Christmas at Longshaw
Longshaw's rangers have sold Christmas trees to local villagers and people from Sheffield for many years. This has become a key way for communities to help us raise the funds we need to look after the landscape.
“It’s time to think of summer meadows,” said National Trust ranger Mark Bull. Christmas tree buyers at Longshaw do more than make their home or pub or church hall look festive, he explained.
“If you buy a tree from us, you’re helping fund our meadow restoration work, our native tree nursery, and all the insects, birds and animals that we’re helping to survive and thrive in the Peak District, all year round.”
Mark has been helping buyers select their trees in the often freezing Longshaw car park for thirty years, and in the face of cheaper competition from supermarkets and others, he says the British grown Longshaw trees are unique.
“If you’re a friend of the Peak District, if you work here, or ramble, run, cycle or walk your dog here, we say this Christmas, why not put a little back and show the people who enjoy your tree that you’re supporting the animals and trees of the Peak District?”
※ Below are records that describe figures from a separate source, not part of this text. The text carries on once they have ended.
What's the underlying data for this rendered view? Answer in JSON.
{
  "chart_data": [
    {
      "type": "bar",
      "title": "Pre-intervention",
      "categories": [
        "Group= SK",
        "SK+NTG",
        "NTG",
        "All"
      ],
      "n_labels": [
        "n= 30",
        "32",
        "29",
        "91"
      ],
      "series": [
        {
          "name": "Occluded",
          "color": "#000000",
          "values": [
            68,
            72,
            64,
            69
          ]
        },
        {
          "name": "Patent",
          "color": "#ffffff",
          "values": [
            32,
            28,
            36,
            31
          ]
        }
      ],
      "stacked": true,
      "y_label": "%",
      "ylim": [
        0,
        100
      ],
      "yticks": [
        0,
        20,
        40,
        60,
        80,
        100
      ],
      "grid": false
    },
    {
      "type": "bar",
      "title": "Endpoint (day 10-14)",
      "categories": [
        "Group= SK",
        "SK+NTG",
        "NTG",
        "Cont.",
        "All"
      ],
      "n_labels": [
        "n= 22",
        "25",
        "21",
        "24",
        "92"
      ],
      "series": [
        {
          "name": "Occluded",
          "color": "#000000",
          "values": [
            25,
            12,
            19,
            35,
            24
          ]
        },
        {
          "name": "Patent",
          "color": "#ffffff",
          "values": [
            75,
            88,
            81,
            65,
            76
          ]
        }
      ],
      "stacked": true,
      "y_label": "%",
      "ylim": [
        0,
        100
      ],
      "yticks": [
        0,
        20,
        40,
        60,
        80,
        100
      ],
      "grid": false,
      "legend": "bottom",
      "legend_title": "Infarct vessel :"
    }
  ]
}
All profits from the sale of the National Trust trees at Longshaw go into conservation work, and last year over £21,000 was raised, which helped provide nest boxes for owls, kestrels and flycatchers, improved local habitats for waders like snipe and curlew, and enabled volunteers to collect seed and acorns to help preserve rare hay meadows and native trees.
This year, we are raising awareness of the charity’s Peak District Appeal ‘Woods for the Future’ project, which aims to plant thousands of native broad leaf trees in the Peak District and start a tree nursery at Longshaw to grow new trees for future generations. For more information, see our National Trust Peak District Appeal.
The Longshaw Christmas trees are grown at the estate or at other local nurseries, or are brought in from other sustainably managed UK growers to meet demand, and include Norway Spruce, Fraser Firs, Lodgepole Pine and ‘non-drop’ Nordmann Firs.
Mark and his team of National Trust staff and volunteers are open every day from 10am to 4pm for ready-cut or rooted trees, whatever the weather.
Mark said: “We know people appreciate the work we do to help the Peak District, and we’re really grateful for everyone’s support.”